Co-maximal Hypergraph on Dn
Sachin Ballal, Ardra A N
TL;DR
The paper studies the co-maximal hypergraph $Co_{\\mathcal{H}}(D_n)$ of the dihedral group, deriving its structural properties such as diameter, girth, and chromatic number, and characterizing when it forms hypertrees or star hypergraphs and when it is 3-uniform. It classifies vertices into Type (1) and Type (2) subgroups, identifies exact conditions for vertex inclusion, and proves the universal bound $\\mathrm{diam}(Co_{\\mathcal{H}}(D_n))\\le 3$ with connectivity.
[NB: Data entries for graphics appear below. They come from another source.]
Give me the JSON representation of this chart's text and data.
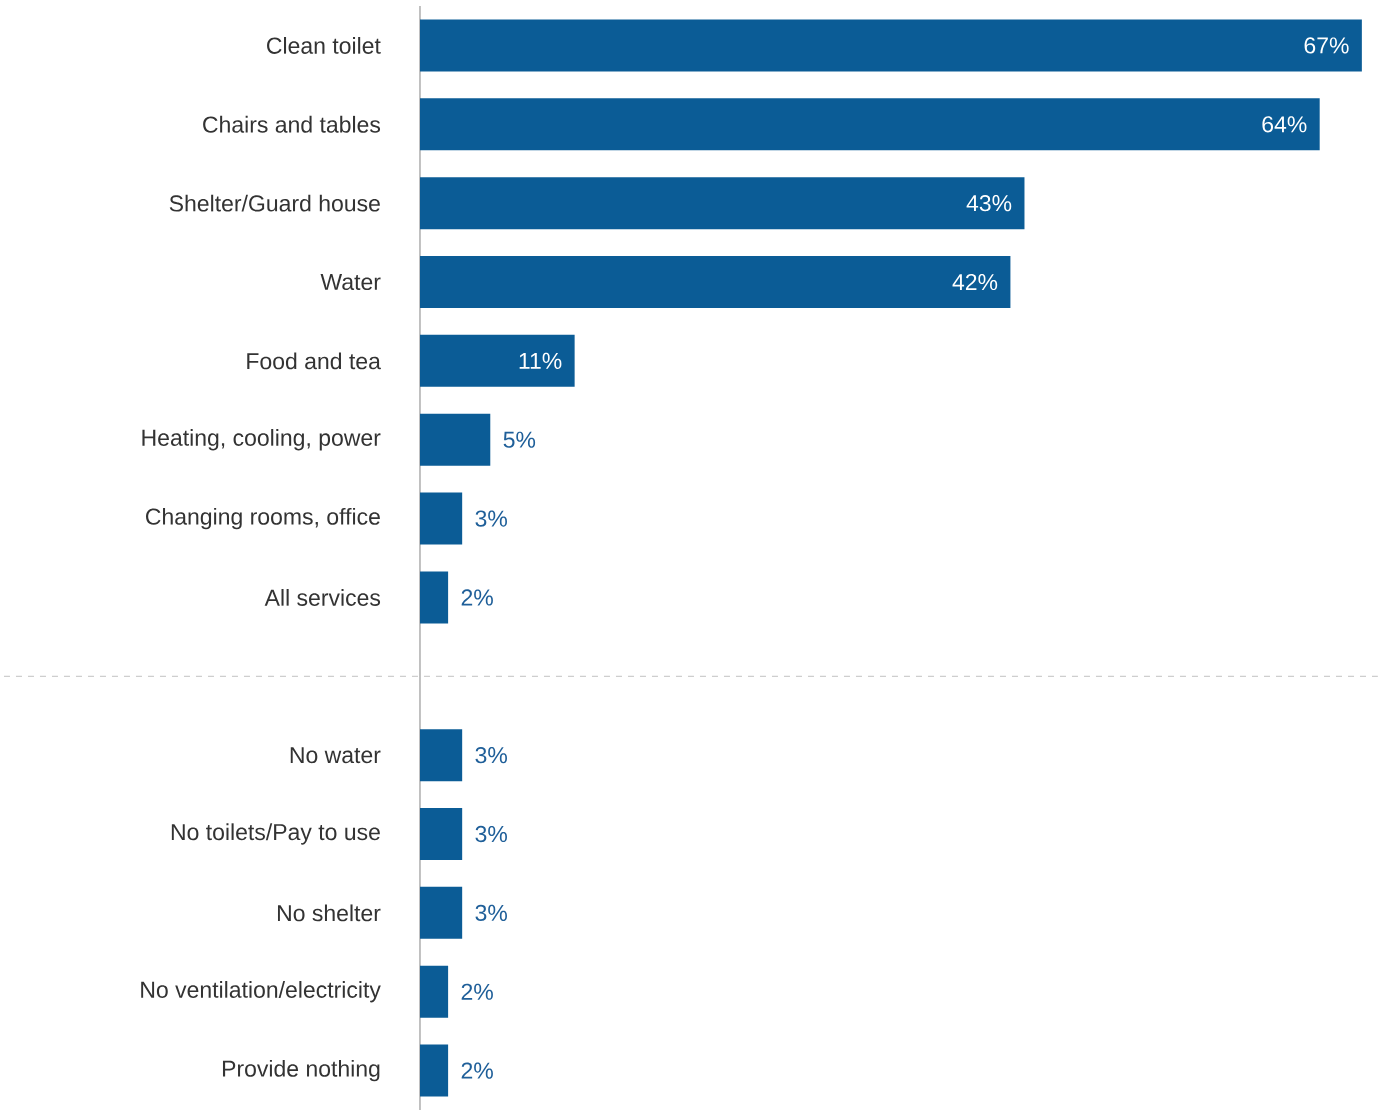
{
  "chart_data": {
    "type": "bar",
    "orientation": "horizontal",
    "categories": [
      "Clean toilet",
      "Chairs and tables",
      "Shelter/Guard house",
      "Water",
      "Food and tea",
      "Heating, cooling, power",
      "Changing rooms, office",
      "All services",
      null,
      "No water",
      "No toilets/Pay to use",
      "No  shelter",
      "No ventilation/electricity",
      "Provide nothing"
    ],
    "values": [
      67,
      64,
      43,
      42,
      11,
      5,
      3,
      2,
      null,
      3,
      3,
      3,
      2,
      2
    ],
    "value_labels": [
      "67%",
      "64%",
      "43%",
      "42%",
      "11%",
      "5%",
      "3%",
      "2%",
      null,
      "3%",
      "3%",
      "3%",
      "2%",
      "2%"
    ],
    "color": "#0b5c96"
  }
}
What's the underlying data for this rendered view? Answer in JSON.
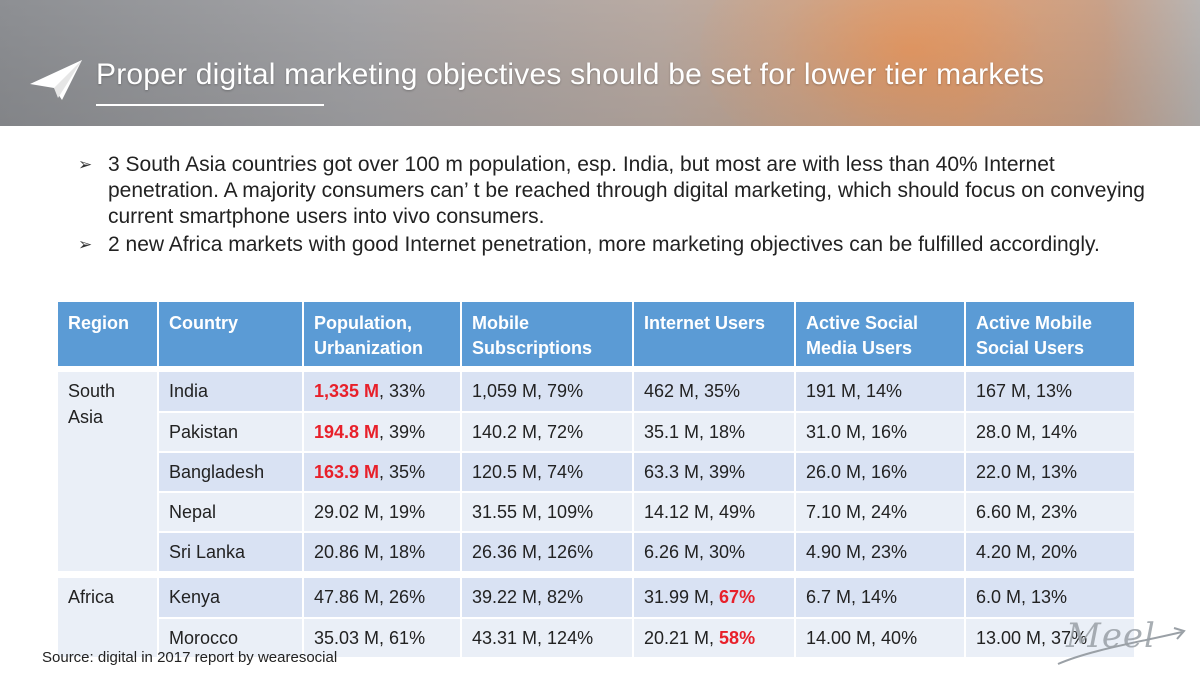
{
  "slide": {
    "title": "Proper digital marketing objectives should be set for lower tier markets",
    "bullets": [
      "3 South Asia countries got over 100 m population, esp. India, but most are with less than 40% Internet penetration. A majority consumers can’ t be reached through digital marketing, which should focus on conveying current smartphone users into vivo consumers.",
      "2 new Africa markets with good Internet penetration, more marketing objectives can be fulfilled accordingly."
    ],
    "bullet_marker": "➢",
    "source": "Source: digital in 2017 report by wearesocial",
    "logo_text": "Meel"
  },
  "colors": {
    "header_blue": "#5b9bd5",
    "band_dark": "#d9e2f3",
    "band_light": "#eaeff7",
    "highlight_red": "#e8202a"
  },
  "table": {
    "headers": [
      "Region",
      "Country",
      "Population, Urbanization",
      "Mobile Subscriptions",
      "Internet Users",
      "Active Social Media Users",
      "Active Mobile Social Users"
    ],
    "regions": {
      "south_asia": "South Asia",
      "africa": "Africa"
    },
    "rows": [
      {
        "country": "India",
        "pop": "1,335 M",
        "urb": ", 33%",
        "mobile": "1,059 M, 79%",
        "internet_val": "462 M, 35%",
        "internet_pct": "",
        "social": "191 M, 14%",
        "mobile_social": "167 M, 13%"
      },
      {
        "country": "Pakistan",
        "pop": "194.8 M",
        "urb": ", 39%",
        "mobile": "140.2 M, 72%",
        "internet_val": "35.1 M, 18%",
        "internet_pct": "",
        "social": "31.0 M, 16%",
        "mobile_social": "28.0 M, 14%"
      },
      {
        "country": "Bangladesh",
        "pop": "163.9 M",
        "urb": ", 35%",
        "mobile": "120.5 M, 74%",
        "internet_val": "63.3 M, 39%",
        "internet_pct": "",
        "social": "26.0 M, 16%",
        "mobile_social": "22.0 M, 13%"
      },
      {
        "country": "Nepal",
        "pop": "29.02 M, 19%",
        "urb": "",
        "mobile": "31.55 M, 109%",
        "internet_val": "14.12 M, 49%",
        "internet_pct": "",
        "social": "7.10 M, 24%",
        "mobile_social": "6.60 M, 23%"
      },
      {
        "country": "Sri Lanka",
        "pop": "20.86 M, 18%",
        "urb": "",
        "mobile": "26.36 M, 126%",
        "internet_val": "6.26 M,  30%",
        "internet_pct": "",
        "social": "4.90 M, 23%",
        "mobile_social": "4.20 M, 20%"
      },
      {
        "country": "Kenya",
        "pop": "47.86 M, 26%",
        "urb": "",
        "mobile": "39.22 M, 82%",
        "internet_val": "31.99 M, ",
        "internet_pct": "67%",
        "social": "6.7 M, 14%",
        "mobile_social": "6.0 M, 13%"
      },
      {
        "country": "Morocco",
        "pop": "35.03 M, 61%",
        "urb": "",
        "mobile": "43.31 M, 124%",
        "internet_val": "20.21 M, ",
        "internet_pct": "58%",
        "social": "14.00 M, 40%",
        "mobile_social": "13.00 M, 37%"
      }
    ]
  }
}
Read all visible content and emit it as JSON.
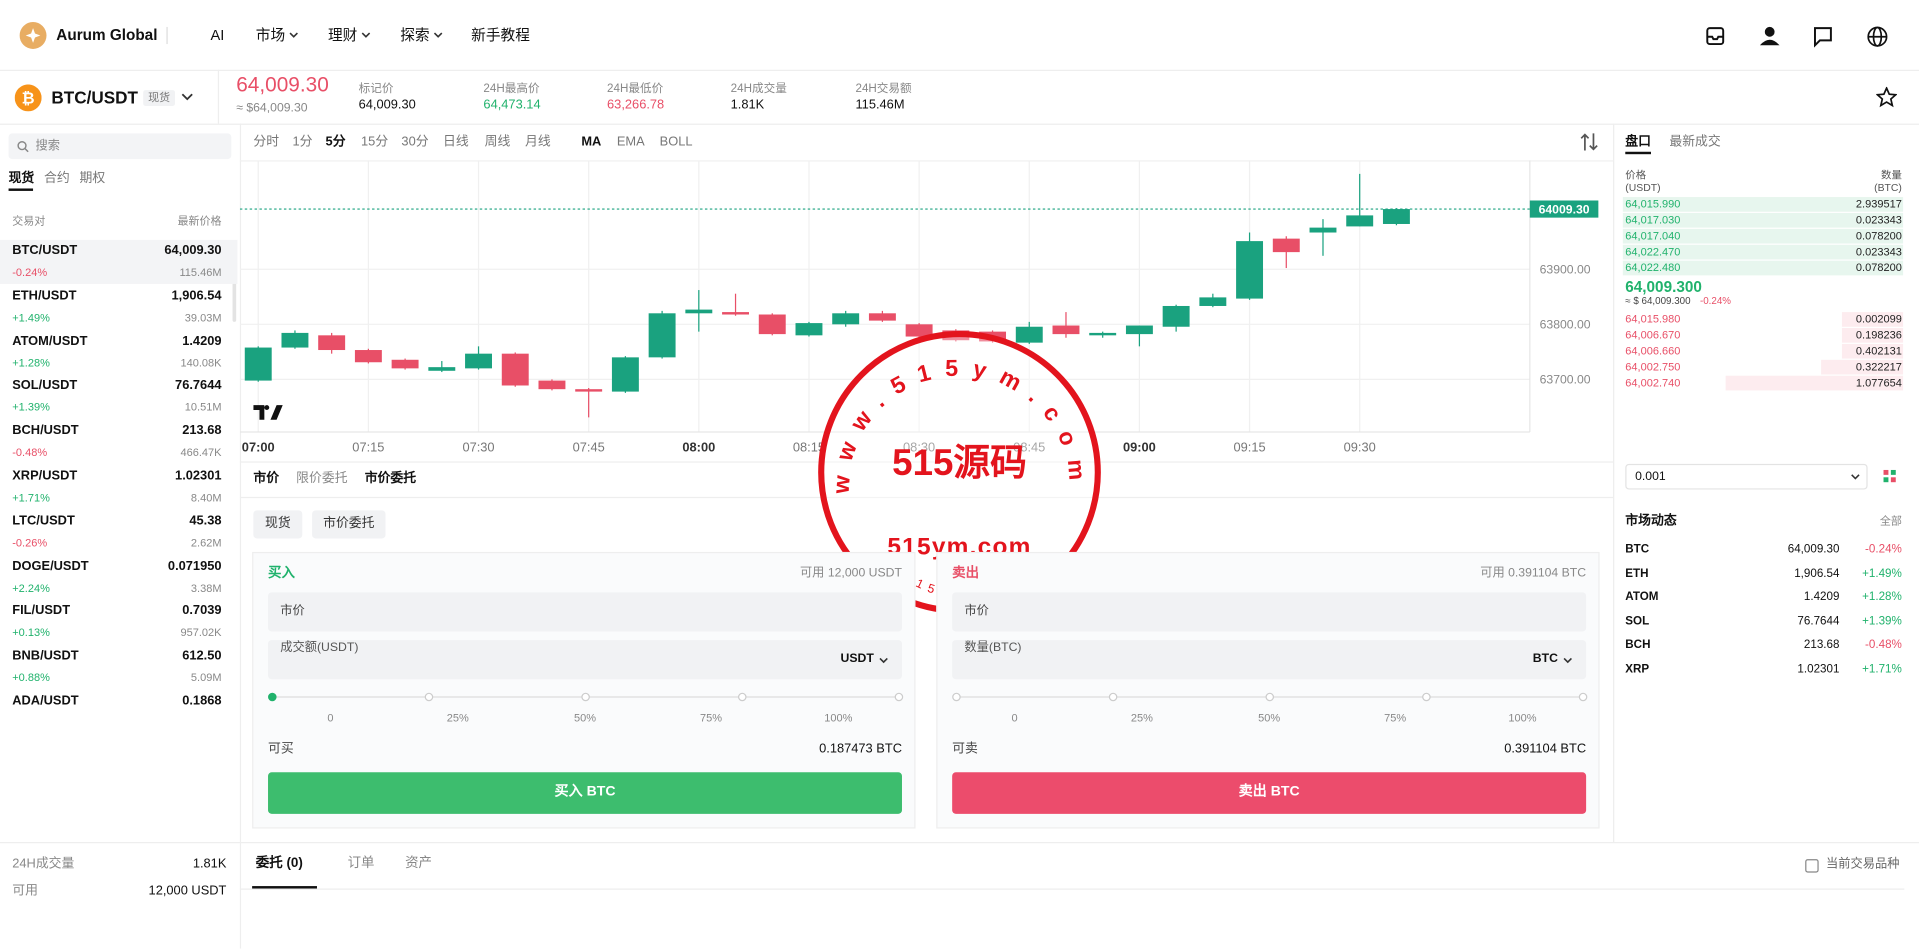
{
  "header": {
    "brand": "Aurum Global",
    "nav": [
      "AI",
      "市场",
      "理财",
      "探索",
      "新手教程"
    ]
  },
  "ticker": {
    "pair": "BTC/USDT",
    "tag": "现货",
    "price": "64,009.30",
    "price_usd": "≈ $64,009.30",
    "stats": [
      {
        "label": "标记价",
        "value": "64,009.30"
      },
      {
        "label": "24H最高价",
        "value": "64,473.14"
      },
      {
        "label": "24H最低价",
        "value": "63,266.78"
      },
      {
        "label": "24H成交量",
        "value": "1.81K"
      },
      {
        "label": "24H交易额",
        "value": "115.46M"
      }
    ]
  },
  "sidebar": {
    "search": "搜索",
    "tabs": [
      "现货",
      "合约",
      "期权"
    ],
    "columns": [
      "交易对",
      "最新价格"
    ],
    "markets": [
      {
        "pair": "BTC/USDT",
        "price": "64,009.30",
        "change": "-0.24%",
        "volume": "115.46M"
      },
      {
        "pair": "ETH/USDT",
        "price": "1,906.54",
        "change": "+1.49%",
        "volume": "39.03M"
      },
      {
        "pair": "ATOM/USDT",
        "price": "1.4209",
        "change": "+1.28%",
        "volume": "140.08K"
      },
      {
        "pair": "SOL/USDT",
        "price": "76.7644",
        "change": "+1.39%",
        "volume": "10.51M"
      },
      {
        "pair": "BCH/USDT",
        "price": "213.68",
        "change": "-0.48%",
        "volume": "466.47K"
      },
      {
        "pair": "XRP/USDT",
        "price": "1.02301",
        "change": "+1.71%",
        "volume": "8.40M"
      },
      {
        "pair": "LTC/USDT",
        "price": "45.38",
        "change": "-0.26%",
        "volume": "2.62M"
      },
      {
        "pair": "DOGE/USDT",
        "price": "0.071950",
        "change": "+2.24%",
        "volume": "3.38M"
      },
      {
        "pair": "FIL/USDT",
        "price": "0.7039",
        "change": "+0.13%",
        "volume": "957.02K"
      },
      {
        "pair": "BNB/USDT",
        "price": "612.50",
        "change": "+0.88%",
        "volume": "5.09M"
      },
      {
        "pair": "ADA/USDT",
        "price": "0.1868"
      }
    ],
    "summary": [
      {
        "label": "24H成交量",
        "value": "1.81K"
      },
      {
        "label": "可用",
        "value": "12,000 USDT"
      }
    ]
  },
  "toolbar": {
    "intervals": [
      "分时",
      "1分",
      "5分",
      "15分",
      "30分",
      "日线",
      "周线",
      "月线"
    ],
    "indicators": [
      "MA",
      "EMA",
      "BOLL"
    ]
  },
  "chart_data": {
    "type": "candlestick",
    "categories": [
      "07:00",
      null,
      null,
      "07:15",
      null,
      null,
      "07:30",
      null,
      null,
      "07:45",
      null,
      null,
      "08:00",
      null,
      null,
      "08:15",
      null,
      null,
      "08:30",
      null,
      null,
      "08:45",
      null,
      null,
      "09:00",
      null,
      null,
      "09:15",
      null,
      null,
      "09:30",
      null
    ],
    "open": [
      63697.8,
      63757.8,
      63780,
      63753.3,
      63735.6,
      63715.6,
      63720,
      63746.7,
      63697.8,
      63682.2,
      63677.8,
      63740,
      63820,
      63822.2,
      63817.8,
      63780,
      63800,
      63820,
      63800,
      63788.9,
      63786.7,
      63766.7,
      63797.8,
      63780,
      63782.2,
      63795.6,
      63833.3,
      63846.7,
      63955.6,
      63966.7,
      63977.8,
      63982.2
    ],
    "high": [
      63760,
      63788.9,
      63784.4,
      63755.6,
      63737.8,
      63733.3,
      63760,
      63748.9,
      63700,
      63684.4,
      63742.2,
      63824.4,
      63862.2,
      63855.6,
      63820,
      63804.4,
      63824.4,
      63824.4,
      63802.2,
      63791.1,
      63788.9,
      63804.4,
      63822.2,
      63786.7,
      63797.8,
      63835.6,
      63855.6,
      63966.7,
      63960,
      63991.1,
      64073.3,
      64011.1
    ],
    "low": [
      63695.6,
      63755.6,
      63746.7,
      63728.9,
      63717.8,
      63713.3,
      63717.8,
      63686.7,
      63680,
      63631.1,
      63675.6,
      63737.8,
      63786.7,
      63815.6,
      63780,
      63777.8,
      63795.6,
      63804.4,
      63775.6,
      63768.9,
      63766.7,
      63764.4,
      63775.6,
      63775.6,
      63760,
      63786.7,
      63831.1,
      63844.4,
      63902.2,
      63924.4,
      63977.8,
      63980
    ],
    "close": [
      63757.8,
      63784.4,
      63753.3,
      63731.1,
      63720,
      63722.2,
      63746.7,
      63688.9,
      63682.2,
      63677.8,
      63740,
      63820,
      63826.7,
      63817.8,
      63782.2,
      63802.2,
      63820,
      63806.7,
      63777.8,
      63771.1,
      63768.9,
      63795.6,
      63782.2,
      63784.4,
      63797.8,
      63833.3,
      63848.9,
      63951.1,
      63931.1,
      63975.6,
      63997.8,
      64009.3
    ],
    "colors": {
      "up": "#1aa27f",
      "down": "#e84f67"
    },
    "ylim": [
      63604.4,
      64097.8
    ],
    "yticks": [
      {
        "value": 63700,
        "label": "63700.00"
      },
      {
        "value": 63800,
        "label": "63800.00"
      },
      {
        "value": 63900,
        "label": "63900.00"
      }
    ],
    "last_price": {
      "value": 64009.3,
      "label": "64009.30"
    },
    "grid": true
  },
  "order": {
    "tabs": [
      "市价",
      "限价委托",
      "市价委托"
    ],
    "chips": [
      "现货",
      "市价委托"
    ],
    "buy": {
      "title": "买入",
      "available": "可用 12,000 USDT",
      "price_field": "市价",
      "amount_label": "成交额(USDT)",
      "unit": "USDT",
      "slider": [
        "0",
        "25%",
        "50%",
        "75%",
        "100%"
      ],
      "max_label": "可买",
      "max_value": "0.187473 BTC",
      "button": "买入 BTC"
    },
    "sell": {
      "title": "卖出",
      "available": "可用 0.391104 BTC",
      "price_field": "市价",
      "amount_label": "数量(BTC)",
      "unit": "BTC",
      "slider": [
        "0",
        "25%",
        "50%",
        "75%",
        "100%"
      ],
      "max_label": "可卖",
      "max_value": "0.391104 BTC",
      "button": "卖出 BTC"
    }
  },
  "orders": {
    "tabs": [
      "委托 (0)",
      "订单",
      "资产"
    ],
    "filter": "当前交易品种"
  },
  "orderbook": {
    "tabs": [
      "盘口",
      "最新成交"
    ],
    "price_header": [
      "价格",
      "(USDT)"
    ],
    "qty_header": [
      "数量",
      "(BTC)"
    ],
    "asks": [
      [
        "64,015.990",
        "2.939517"
      ],
      [
        "64,017.030",
        "0.023343"
      ],
      [
        "64,017.040",
        "0.078200"
      ],
      [
        "64,022.470",
        "0.023343"
      ],
      [
        "64,022.480",
        "0.078200"
      ]
    ],
    "last": "64,009.300",
    "last_usd": "≈ $ 64,009.300",
    "last_change": "-0.24%",
    "bids": [
      [
        "64,015.980",
        "0.002099"
      ],
      [
        "64,006.670",
        "0.198236"
      ],
      [
        "64,006.660",
        "0.402131"
      ],
      [
        "64,002.750",
        "0.322217"
      ],
      [
        "64,002.740",
        "1.077654"
      ]
    ],
    "precision": "0.001"
  },
  "market_feed": {
    "title": "市场动态",
    "more": "全部",
    "rows": [
      [
        "BTC",
        "64,009.30",
        "-0.24%"
      ],
      [
        "ETH",
        "1,906.54",
        "+1.49%"
      ],
      [
        "ATOM",
        "1.4209",
        "+1.28%"
      ],
      [
        "SOL",
        "76.7644",
        "+1.39%"
      ],
      [
        "BCH",
        "213.68",
        "-0.48%"
      ],
      [
        "XRP",
        "1.02301",
        "+1.71%"
      ]
    ]
  },
  "watermark": {
    "ring": "www.515ym.com",
    "main": "515源码",
    "url": "515ym.com"
  }
}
It then investigates planar, toroidal, and projective embeddings via incidence graphs, establishing planarity only for prime-power $n$, and toroidal/projective embeddability criteria with concrete obstructions (e.g., $K_{3,3}$ subdivisions) and explicit constructions, including the case $n=6$. The results highlight notable differences from the co-maximal graph and enrich the understanding of hypergraph structures arising from group theory and surface embeddings.
Abstract
Let $G$ be a group and $S$ be the set of all non-trivial proper subgroups of $G$. \textit{The co-maximal hypergraph of $G$}, denoted by $Co_\mathcal{H}(G)$, is a hypergraph whose vertex set is $\{H \in S \,\, | \,\, H K = G \,\, \text{for some} \, K \in S \}$ and hyperedges are the maximal subsets of the vertex set with the property that the product of any two vertices is equal to $G$. The aim of this paper is to study the co-maximal hypergraph of dihedral groups, $Co_\mathcal{H}(D_n)$. We examine some of the structural properties, viz., diameter, girth and chromatic number of $Co_\mathcal{H}(D_n)$. Also, we provide characterizations for hypertrees, star structures and 3-uniform hypergraphs of $Co_\mathcal{H}(D_n)$. Further, we discuss the possibilities of $Co_\mathcal{H}(D_n)$ which can be embedded on the plane, torus and projective plane.